Steve Malanca, a westside farmer and creator of the My Job Depends on Ag sticker, said his original goal with creating the decal was to raise awareness for Central Valley farmers, which he believes has worked. 

He said he was inspired to start the movement from former Fresno State football coach Pat Hill, who placed a green V on the back of the helmets to rally the region’s agricultural base behind the team. 

“What Pat wanted to do was to bring the Valley together and create a great football powerhouse here and unite the Valley. The same attempt with My Job Depends on Ag’s decal was also to try to unite the industry. And now we have My Job Depends on Oil,” Malanca said. 

“And I know that this decal will be embraced by that industry, and now driving down the road people will recognize two types of decals about the same size and it will be hoping to bring awareness for all of us. And by bringing us all together and uniting, perhaps, voting for our particular industries that we’re a part of may make a difference.” 

Statewide, the oil and gas industry encompasses a $150 billion economic impact, nearly 7.5 times more than the impact of agricultural exports leaving California. 

Nearly 366,000 people are employed in the industry that pays an average wage of over $80,000. 

Nearly 3,000 of those workers reside in Fresno County. The oil and gas industry results in over $370 million in state and local tax revenue through its Fresno County operations, totalling $1.67 billion in economic impact. 

In Kern County, more than 14,000 people are employed by the industry, which accounts for nearly six percent of the county’s total workforce.

State and local tax revenue from the industry is $925 million, and the total local economic impact is $9,1 billion.

Kern County contains 40,480 of California’s 53,120 active wells and produces more than 70 percent of all oil in California.

Tyson Bagley, an employee at Phillips 66 Rodeo refinery in the Bay Area and the president of United Steelworkers Local 326, called out the California Legislature for disregarding the oil and gas industry and siding with environmental extremists.

“As you are aware, we have environmentalists and politicians that want to do away with oil extraction, refining and our livelihoods. They want to ban this industry, and if they are successful, California – with now the fourth largest economy in the world with 40 million people and 35 million cars – every single drop of oil will have to be imported from foreign countries,” Bagley said. 

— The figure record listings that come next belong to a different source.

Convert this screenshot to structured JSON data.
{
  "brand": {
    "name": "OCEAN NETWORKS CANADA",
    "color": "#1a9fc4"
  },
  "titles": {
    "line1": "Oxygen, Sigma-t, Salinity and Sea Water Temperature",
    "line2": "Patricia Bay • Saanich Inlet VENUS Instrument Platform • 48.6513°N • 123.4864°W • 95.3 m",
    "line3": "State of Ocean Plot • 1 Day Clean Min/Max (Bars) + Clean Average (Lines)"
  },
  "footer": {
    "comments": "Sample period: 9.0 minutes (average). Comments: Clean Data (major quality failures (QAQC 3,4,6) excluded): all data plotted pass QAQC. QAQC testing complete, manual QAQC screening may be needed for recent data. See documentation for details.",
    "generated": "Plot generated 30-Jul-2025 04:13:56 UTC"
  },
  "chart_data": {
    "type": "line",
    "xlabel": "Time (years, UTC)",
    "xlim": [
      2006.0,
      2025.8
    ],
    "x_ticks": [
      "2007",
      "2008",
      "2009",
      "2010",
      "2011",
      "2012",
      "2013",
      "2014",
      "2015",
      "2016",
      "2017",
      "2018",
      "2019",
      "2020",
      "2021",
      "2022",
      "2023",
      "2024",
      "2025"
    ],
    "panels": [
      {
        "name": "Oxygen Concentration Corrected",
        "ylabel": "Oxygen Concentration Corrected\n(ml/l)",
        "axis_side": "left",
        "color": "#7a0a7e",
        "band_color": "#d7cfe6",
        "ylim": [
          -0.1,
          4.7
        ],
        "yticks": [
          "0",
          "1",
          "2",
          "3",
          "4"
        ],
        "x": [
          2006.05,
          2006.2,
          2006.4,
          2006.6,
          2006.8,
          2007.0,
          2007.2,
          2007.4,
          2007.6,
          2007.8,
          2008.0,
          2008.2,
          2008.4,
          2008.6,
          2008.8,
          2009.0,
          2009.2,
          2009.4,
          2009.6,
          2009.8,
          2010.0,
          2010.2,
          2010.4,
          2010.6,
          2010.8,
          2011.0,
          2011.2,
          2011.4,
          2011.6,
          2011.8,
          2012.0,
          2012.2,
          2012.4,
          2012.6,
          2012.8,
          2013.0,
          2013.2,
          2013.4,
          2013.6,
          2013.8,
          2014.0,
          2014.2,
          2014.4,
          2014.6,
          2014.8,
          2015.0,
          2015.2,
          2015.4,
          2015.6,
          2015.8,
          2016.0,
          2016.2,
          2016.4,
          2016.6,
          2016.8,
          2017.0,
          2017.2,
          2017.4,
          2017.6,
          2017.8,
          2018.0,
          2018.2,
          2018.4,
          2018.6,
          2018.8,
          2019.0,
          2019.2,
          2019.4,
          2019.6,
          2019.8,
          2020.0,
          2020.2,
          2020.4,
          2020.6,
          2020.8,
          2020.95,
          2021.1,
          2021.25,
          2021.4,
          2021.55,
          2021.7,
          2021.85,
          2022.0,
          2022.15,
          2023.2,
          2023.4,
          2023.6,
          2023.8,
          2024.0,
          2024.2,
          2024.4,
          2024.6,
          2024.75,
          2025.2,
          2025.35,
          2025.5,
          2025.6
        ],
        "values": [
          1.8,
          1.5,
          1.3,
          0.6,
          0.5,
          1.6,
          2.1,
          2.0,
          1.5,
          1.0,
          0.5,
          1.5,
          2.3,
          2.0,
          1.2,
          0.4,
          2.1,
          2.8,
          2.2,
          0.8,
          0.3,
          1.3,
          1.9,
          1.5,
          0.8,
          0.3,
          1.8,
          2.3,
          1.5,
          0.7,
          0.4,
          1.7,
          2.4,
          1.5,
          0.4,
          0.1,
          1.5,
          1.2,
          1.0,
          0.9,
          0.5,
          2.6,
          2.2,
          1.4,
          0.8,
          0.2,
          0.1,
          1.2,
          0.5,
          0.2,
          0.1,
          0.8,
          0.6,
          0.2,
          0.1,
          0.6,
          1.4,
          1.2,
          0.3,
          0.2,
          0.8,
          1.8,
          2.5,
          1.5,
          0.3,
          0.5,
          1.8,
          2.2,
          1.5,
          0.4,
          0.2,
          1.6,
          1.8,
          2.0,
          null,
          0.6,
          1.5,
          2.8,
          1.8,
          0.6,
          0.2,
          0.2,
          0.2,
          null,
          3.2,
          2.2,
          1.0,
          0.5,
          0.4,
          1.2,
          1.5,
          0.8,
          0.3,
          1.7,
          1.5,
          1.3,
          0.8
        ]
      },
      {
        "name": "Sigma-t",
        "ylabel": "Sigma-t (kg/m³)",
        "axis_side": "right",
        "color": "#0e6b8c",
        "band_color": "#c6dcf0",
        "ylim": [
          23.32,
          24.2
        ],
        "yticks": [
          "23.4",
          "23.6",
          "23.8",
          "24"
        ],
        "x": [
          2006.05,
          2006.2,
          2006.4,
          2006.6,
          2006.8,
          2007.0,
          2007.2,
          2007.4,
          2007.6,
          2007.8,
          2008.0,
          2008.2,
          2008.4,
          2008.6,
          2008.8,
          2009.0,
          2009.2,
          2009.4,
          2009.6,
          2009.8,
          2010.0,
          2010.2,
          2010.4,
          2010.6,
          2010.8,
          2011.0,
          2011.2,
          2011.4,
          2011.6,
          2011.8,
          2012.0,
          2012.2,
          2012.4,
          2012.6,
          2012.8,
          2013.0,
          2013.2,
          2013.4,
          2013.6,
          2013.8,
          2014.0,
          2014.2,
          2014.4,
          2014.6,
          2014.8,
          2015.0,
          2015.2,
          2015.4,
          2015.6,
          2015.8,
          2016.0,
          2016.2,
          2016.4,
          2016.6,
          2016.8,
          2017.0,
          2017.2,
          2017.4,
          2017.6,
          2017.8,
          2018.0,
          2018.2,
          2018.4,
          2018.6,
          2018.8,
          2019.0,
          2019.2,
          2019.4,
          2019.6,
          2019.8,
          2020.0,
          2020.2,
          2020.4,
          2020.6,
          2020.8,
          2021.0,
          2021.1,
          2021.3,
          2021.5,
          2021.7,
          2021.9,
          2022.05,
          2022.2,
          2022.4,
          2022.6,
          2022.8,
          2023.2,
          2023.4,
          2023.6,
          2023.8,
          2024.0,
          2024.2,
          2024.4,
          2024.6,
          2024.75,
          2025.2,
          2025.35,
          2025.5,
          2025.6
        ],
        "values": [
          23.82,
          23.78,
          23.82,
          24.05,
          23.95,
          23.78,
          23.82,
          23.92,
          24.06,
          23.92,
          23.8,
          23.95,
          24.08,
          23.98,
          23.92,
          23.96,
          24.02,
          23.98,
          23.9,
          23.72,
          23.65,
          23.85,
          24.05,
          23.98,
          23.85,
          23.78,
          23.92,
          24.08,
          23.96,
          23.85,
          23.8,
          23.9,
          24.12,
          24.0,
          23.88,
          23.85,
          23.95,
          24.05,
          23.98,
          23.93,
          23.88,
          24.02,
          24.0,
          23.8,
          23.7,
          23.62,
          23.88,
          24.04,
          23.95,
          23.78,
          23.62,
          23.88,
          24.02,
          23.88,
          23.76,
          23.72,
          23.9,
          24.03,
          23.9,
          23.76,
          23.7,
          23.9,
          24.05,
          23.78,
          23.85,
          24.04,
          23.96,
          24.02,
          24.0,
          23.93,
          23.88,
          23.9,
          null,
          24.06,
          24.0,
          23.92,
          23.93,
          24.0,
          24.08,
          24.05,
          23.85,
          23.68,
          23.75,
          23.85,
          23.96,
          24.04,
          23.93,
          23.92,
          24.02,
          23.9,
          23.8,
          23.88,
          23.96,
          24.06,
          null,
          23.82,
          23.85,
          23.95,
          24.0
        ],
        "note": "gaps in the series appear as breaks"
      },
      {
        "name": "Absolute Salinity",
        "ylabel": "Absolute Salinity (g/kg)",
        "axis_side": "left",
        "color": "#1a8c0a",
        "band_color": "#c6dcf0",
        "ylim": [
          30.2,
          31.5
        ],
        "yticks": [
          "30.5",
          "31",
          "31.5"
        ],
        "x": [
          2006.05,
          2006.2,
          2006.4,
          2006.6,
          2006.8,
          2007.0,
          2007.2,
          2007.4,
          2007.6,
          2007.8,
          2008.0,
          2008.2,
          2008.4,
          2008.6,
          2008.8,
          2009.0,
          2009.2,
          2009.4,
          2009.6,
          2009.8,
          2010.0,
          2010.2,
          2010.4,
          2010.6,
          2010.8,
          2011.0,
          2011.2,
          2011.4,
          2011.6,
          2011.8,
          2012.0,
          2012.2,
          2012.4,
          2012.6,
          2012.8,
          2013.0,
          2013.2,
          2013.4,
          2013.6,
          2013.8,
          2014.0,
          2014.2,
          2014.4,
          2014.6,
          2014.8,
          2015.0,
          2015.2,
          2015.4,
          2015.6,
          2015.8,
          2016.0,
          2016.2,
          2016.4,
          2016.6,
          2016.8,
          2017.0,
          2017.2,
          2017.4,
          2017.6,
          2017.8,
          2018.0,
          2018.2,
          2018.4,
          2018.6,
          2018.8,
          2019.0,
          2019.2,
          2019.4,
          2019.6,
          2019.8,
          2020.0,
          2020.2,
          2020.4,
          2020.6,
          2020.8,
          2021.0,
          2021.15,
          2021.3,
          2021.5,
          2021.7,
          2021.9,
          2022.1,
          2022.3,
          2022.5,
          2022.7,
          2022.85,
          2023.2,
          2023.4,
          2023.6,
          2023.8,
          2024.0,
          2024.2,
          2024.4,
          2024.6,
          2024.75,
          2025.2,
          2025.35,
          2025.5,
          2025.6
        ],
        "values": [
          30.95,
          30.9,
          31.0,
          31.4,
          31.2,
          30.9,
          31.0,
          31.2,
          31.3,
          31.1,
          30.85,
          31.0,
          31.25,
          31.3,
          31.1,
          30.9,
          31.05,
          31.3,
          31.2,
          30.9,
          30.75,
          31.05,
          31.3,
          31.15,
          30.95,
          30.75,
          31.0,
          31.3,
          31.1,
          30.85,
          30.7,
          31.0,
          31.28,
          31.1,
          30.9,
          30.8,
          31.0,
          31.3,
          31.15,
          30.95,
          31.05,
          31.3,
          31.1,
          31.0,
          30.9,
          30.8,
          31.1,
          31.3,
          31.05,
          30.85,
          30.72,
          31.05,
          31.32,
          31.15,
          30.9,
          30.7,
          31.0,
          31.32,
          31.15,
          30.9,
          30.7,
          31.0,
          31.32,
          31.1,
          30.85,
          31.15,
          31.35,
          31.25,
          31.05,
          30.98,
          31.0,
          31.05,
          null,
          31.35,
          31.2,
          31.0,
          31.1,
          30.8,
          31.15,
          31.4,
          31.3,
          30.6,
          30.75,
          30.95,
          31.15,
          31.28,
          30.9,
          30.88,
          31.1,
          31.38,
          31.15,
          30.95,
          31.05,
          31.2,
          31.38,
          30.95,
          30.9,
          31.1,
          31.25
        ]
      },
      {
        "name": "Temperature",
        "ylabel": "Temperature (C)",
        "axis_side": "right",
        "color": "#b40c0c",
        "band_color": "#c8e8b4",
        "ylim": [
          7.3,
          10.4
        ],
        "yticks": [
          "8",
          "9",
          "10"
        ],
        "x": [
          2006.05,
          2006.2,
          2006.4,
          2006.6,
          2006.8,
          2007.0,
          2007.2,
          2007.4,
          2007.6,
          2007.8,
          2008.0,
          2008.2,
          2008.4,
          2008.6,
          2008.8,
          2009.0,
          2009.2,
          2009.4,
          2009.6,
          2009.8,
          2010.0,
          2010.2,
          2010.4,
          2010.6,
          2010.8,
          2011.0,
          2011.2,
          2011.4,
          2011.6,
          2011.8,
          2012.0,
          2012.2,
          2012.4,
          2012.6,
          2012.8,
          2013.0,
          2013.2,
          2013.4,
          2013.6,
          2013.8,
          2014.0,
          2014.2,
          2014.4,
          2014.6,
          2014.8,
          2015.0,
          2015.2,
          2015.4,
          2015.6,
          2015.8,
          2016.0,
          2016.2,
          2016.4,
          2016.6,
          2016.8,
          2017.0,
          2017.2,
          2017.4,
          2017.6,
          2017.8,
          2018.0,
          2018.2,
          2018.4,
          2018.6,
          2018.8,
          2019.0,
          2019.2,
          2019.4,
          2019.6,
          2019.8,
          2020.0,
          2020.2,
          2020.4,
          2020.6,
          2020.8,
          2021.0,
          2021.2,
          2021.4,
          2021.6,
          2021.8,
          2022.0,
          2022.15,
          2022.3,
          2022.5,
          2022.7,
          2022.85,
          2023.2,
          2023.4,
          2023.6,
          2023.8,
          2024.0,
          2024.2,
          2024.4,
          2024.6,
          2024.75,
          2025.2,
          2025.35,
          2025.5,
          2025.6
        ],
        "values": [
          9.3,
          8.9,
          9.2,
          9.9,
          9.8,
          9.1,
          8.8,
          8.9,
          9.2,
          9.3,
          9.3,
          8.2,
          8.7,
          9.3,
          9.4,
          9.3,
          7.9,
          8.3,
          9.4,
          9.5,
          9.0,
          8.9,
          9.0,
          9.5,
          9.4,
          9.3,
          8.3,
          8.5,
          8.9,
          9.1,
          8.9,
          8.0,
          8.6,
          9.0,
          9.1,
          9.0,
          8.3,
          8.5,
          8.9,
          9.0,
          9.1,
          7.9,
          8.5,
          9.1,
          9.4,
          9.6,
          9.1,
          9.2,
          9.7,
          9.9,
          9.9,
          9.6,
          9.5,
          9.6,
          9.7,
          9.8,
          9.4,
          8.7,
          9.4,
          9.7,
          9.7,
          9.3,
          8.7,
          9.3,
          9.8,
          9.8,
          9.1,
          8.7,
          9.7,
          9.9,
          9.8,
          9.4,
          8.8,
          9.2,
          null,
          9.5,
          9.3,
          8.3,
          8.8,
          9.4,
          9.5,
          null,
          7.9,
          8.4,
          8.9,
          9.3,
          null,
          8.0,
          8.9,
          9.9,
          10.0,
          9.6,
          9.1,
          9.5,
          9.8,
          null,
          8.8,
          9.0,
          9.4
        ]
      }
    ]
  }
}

“These are places like Russia and the Middle East. They’re not friends of ours. In California we produce energy the safest and most environmentally friendly way under the most strict of regulations. These other places are notorious for bad environmental practices, poor workplace safety and the use of child labor to produce energy.” 

Bagley warned that gas prices could top $10 per gallon in the future if the state does not reverse course and support oil drilling instead of continuing with its “extremist agenda.” 

“We need to hold these politicians accountable and their feet to the fire,” Bagley said. “We need to remember that this industry changes lives. Not just for the people that use and buy our products, but for the 366,000 men and women that call this industry their career.”